An explanation of the differential tariff, by which most of the enactments give the west country consumers so marked an advantage over those on the east coast, is suggested by the editor of the eleventh volume of the Accounts of the Lord High Treasurer. “Perhaps”, he says, “one reason why the price of wine was thus regulated, was that English pirates were in the habit of frequenting the West Coast and selling wine there at an absurdly small figure. Randolph, the English Ambassador, writes to Cecil in October, 1564, that an English pirate called White was selling wine ‘ better cheape ’ than his correspondent could drink London beer in his own house. was probably with the view of preventing such practices that the proclamation was now made, so as to give the public no inducement to buy from the pirate rather than from the ordinary trader.” But, apart from any such cause, the shorter voyage from either the Gironde or the Charente ports to the west coast of Scotland, as compared with that to the harbours on the Forth, seems sufficient to account for the difference in prices and to justify it.

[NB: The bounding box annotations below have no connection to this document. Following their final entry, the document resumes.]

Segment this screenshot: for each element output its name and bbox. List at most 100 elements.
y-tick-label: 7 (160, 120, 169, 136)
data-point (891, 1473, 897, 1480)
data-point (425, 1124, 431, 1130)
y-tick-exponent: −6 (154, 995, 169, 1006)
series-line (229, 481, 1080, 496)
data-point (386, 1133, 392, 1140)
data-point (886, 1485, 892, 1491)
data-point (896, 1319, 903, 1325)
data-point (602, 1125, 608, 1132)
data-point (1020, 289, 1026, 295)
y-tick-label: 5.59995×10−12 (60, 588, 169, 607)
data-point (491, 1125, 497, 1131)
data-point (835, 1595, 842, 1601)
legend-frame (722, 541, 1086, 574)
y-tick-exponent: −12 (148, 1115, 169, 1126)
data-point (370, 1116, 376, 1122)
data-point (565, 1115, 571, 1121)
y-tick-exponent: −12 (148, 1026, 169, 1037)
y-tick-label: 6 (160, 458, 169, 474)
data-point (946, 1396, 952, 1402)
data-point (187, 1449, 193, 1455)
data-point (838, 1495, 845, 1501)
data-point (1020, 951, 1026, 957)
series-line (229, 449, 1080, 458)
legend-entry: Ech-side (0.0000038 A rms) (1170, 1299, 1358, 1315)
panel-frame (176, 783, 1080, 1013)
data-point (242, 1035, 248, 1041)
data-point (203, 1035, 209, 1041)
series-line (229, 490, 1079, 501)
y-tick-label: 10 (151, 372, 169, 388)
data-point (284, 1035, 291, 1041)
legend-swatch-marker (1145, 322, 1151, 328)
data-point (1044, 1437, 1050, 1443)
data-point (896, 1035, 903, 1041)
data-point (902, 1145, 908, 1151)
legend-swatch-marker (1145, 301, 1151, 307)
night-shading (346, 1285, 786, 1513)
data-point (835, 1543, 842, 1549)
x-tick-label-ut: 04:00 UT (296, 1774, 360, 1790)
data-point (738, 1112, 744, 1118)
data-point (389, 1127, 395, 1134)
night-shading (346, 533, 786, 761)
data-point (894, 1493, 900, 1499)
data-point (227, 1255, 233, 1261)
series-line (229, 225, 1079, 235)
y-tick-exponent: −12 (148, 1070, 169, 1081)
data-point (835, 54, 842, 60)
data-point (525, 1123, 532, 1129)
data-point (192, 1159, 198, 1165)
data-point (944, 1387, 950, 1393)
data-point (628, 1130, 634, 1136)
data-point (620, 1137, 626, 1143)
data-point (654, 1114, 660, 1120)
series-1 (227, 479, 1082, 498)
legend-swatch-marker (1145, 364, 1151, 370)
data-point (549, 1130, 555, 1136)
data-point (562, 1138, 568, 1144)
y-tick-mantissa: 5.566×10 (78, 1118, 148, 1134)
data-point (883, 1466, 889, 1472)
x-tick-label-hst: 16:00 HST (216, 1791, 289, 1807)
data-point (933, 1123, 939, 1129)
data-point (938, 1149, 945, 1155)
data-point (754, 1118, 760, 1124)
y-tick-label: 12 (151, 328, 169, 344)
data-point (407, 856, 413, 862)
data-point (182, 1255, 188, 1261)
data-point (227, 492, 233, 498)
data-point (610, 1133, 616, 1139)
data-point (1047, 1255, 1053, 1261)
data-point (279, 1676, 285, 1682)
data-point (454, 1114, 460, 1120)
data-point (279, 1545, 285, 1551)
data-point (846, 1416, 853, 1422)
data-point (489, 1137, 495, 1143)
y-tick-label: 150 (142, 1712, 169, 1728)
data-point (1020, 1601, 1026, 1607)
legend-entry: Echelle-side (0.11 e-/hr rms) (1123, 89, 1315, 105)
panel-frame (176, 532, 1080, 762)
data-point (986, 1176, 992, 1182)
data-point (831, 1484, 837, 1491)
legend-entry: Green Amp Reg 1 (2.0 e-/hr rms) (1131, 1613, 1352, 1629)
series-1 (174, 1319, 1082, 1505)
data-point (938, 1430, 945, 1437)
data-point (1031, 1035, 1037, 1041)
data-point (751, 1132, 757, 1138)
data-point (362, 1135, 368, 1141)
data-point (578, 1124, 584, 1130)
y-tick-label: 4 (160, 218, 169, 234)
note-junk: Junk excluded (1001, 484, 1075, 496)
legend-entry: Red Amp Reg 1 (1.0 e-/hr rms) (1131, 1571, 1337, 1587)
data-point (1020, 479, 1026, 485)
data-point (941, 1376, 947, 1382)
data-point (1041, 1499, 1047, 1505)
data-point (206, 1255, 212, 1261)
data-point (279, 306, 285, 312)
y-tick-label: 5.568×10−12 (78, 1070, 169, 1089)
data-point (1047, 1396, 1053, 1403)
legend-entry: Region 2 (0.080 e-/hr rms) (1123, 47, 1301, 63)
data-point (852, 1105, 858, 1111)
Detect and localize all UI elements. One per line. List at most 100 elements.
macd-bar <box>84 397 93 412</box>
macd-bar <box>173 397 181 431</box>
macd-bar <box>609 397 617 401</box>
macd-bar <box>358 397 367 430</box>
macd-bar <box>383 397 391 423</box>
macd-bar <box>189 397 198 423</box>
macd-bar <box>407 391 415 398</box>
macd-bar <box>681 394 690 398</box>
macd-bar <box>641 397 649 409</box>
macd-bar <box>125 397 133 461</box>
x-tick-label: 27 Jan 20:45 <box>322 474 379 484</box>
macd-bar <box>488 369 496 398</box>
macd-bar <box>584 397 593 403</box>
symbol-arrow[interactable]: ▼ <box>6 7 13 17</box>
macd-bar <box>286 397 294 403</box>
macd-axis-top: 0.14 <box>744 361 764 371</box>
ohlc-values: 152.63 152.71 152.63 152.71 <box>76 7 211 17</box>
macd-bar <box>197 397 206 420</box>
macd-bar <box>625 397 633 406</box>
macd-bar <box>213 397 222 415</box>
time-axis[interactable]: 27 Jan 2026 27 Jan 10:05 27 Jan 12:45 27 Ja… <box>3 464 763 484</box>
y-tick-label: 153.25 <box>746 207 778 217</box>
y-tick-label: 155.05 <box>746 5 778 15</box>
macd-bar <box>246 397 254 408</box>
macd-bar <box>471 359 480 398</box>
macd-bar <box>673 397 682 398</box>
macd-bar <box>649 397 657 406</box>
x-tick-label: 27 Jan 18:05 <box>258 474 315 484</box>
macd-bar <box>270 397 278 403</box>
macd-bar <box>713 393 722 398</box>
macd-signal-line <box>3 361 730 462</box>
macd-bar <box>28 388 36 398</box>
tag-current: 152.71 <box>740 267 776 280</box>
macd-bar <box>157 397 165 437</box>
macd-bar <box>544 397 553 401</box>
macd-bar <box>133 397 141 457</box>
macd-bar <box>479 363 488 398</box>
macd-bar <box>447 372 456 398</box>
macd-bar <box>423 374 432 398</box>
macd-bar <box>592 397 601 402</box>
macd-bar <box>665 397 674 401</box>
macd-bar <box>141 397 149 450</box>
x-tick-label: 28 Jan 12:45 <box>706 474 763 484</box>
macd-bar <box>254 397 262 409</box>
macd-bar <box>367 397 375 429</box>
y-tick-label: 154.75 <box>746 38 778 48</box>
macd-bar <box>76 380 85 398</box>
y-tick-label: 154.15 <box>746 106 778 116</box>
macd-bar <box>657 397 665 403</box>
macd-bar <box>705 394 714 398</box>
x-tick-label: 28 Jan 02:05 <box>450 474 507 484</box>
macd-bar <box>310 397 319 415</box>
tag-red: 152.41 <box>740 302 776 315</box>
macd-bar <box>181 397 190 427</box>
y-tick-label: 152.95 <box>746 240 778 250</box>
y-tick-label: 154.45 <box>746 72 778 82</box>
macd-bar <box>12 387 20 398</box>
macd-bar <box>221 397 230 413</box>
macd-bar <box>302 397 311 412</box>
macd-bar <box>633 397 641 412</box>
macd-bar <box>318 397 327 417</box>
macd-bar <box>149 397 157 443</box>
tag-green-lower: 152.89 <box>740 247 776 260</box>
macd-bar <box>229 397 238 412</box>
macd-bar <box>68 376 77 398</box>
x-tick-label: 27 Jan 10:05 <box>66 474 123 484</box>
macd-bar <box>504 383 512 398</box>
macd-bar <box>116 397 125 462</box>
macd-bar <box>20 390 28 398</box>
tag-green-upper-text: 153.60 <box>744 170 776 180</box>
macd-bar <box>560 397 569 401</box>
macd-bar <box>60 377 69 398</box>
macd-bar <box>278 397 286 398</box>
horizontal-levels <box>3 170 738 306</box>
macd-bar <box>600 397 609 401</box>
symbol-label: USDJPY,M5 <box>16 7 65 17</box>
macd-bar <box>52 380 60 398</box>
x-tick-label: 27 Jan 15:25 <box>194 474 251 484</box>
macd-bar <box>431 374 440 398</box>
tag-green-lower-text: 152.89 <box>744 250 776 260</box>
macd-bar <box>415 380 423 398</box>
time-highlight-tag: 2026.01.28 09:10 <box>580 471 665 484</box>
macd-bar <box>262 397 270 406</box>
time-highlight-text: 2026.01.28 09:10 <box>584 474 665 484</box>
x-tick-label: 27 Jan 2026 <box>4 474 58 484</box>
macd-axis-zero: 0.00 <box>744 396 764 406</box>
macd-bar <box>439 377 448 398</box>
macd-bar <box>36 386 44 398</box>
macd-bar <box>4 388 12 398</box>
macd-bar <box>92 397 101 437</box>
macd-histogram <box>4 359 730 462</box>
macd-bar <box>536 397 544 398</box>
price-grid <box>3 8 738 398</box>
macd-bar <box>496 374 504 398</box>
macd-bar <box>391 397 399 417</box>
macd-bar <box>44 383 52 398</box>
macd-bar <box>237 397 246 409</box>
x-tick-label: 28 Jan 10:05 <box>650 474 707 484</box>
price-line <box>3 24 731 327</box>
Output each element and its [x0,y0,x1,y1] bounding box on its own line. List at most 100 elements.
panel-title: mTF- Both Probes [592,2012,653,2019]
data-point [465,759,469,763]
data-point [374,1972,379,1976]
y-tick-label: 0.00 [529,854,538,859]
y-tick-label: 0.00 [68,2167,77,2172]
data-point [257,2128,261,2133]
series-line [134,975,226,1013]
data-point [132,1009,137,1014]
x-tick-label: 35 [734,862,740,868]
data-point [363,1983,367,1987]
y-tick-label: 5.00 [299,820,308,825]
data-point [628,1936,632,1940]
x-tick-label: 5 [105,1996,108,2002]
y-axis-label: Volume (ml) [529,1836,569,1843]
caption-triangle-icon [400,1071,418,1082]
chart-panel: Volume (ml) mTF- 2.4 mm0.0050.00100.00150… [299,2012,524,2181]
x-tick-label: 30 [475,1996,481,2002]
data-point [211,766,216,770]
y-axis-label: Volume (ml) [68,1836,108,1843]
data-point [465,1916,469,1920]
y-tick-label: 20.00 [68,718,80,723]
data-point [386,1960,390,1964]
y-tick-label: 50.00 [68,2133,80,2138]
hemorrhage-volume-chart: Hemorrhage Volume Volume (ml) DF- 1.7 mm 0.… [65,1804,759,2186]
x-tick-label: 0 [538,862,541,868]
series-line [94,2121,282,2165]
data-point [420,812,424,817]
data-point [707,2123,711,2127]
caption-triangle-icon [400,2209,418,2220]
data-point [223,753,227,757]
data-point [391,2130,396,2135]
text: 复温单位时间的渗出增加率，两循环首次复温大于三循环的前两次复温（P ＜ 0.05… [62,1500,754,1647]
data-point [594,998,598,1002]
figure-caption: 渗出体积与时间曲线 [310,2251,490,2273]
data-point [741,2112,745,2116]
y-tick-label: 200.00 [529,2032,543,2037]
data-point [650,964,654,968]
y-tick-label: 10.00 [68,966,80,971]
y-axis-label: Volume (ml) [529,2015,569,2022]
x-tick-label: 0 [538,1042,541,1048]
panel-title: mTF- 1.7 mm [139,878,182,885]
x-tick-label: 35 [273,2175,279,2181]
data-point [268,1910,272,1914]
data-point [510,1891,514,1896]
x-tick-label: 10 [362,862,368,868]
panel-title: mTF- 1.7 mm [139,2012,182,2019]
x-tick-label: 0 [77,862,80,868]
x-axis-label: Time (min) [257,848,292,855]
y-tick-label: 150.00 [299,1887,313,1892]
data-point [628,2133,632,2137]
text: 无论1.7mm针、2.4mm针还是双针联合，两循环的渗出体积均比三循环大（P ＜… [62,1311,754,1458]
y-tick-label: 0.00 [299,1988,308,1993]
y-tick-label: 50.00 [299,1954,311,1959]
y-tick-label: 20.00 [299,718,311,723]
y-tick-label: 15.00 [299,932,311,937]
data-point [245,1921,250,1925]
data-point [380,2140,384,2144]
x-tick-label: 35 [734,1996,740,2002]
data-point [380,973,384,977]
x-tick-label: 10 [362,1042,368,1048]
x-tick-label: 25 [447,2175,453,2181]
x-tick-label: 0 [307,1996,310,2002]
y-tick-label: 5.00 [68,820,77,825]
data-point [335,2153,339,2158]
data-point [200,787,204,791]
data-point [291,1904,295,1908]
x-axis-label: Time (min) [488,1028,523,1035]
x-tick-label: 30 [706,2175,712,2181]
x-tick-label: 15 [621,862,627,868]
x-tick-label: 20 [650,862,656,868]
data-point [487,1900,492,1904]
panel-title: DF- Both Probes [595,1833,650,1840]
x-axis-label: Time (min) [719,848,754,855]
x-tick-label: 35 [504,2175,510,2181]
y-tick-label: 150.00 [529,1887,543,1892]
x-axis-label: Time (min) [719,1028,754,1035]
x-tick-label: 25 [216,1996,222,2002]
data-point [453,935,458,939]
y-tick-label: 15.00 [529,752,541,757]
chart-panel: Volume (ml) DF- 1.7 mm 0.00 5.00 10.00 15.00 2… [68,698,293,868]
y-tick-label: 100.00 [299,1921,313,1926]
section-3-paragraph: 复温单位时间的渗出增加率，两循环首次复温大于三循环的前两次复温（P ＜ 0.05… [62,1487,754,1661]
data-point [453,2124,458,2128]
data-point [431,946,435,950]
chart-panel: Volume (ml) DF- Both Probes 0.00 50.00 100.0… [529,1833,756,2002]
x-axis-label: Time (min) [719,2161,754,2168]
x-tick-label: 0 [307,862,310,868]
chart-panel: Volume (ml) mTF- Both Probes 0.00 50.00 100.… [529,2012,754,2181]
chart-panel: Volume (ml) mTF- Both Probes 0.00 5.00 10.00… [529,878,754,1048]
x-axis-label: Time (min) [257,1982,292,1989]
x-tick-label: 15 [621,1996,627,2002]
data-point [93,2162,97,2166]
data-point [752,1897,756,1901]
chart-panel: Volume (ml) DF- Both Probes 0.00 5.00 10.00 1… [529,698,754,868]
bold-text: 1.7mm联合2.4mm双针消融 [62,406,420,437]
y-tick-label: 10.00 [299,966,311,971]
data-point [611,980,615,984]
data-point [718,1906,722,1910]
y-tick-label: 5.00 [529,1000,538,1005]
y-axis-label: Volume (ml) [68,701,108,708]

An ordinance published by the Privy Council in 1562 indicates an important modification in the Lords’ views concerning the wine trade. The first cause of it was their “understanding” that the fine coined money of the realm in both gold and silver was being carried out of the country by traders generally, but more especially by those who brought home wine from Bordeaux, the Charente district, and other parts beyond the seas; and that in consequence of this exportation good money was growing scant, and the price of all kinds of victuals daily increasing by reason of this scarcity; They argued that, if the trade were restricted wines would fall in price, and the money obtained for them be bestowed upon wares within the realm, with the desirable result that the good money would remain amongst the lieges, and the cost of all kinds of commodities decrease daily. To further these objects they again fixed a tariff of charges. The fact of their bringing them down to very nearly what they had been in 1552 shows that there must have been a very considerable rise during the decade to justify complaints and to call for official interference. A drastic remedy for the dearth of money was provided by a further clause of the same Act. It obliged foreign importers of wine to spend what they had obtained for it on other merchandise within the realm, and it forbade their carrying away “any kind of money, gold or silver, coined or uncoined ”, under pain of confiscation. In order to secure the obviously difficult execution of this new law, searchers were appointed and instructed to “search diligently at every port and haven within the kingdom.

By1566 there had been an advance to thirty-six and thirty-two pounds per tun, and to sixteenpence and fourteenpence per pint, of Bordeaux and Charente wines respectively. In subsequent years, however, the rise was far more considerable as well as less gradual. Thus, in 1578 Bordeaux wine cost fifty pounds per tun and two shillings per pint;but the retail price had leapt to three shillings and fourpence in 1585, to double that amount ten years later, and to eight shillings per pint in 1598. In the last year of the century, however, there was a slight diminution, for at that date Sir John Carmichael obtained a commission from His Majesty against such inhabitants of the Burgh of Dumfries as sold wine at higher prices than five shillings a pint. But when almost immediately after this a tax of twenty-one pounds per tun was imposed “ for the help and supply of His Highness’s honourable necessities”, an increase of twelve pence per pint was sanctioned. In consequence of this the price of wine at the beginning of the seventeenth century was almost exactly twelve times as much as it had been fifty years earlier.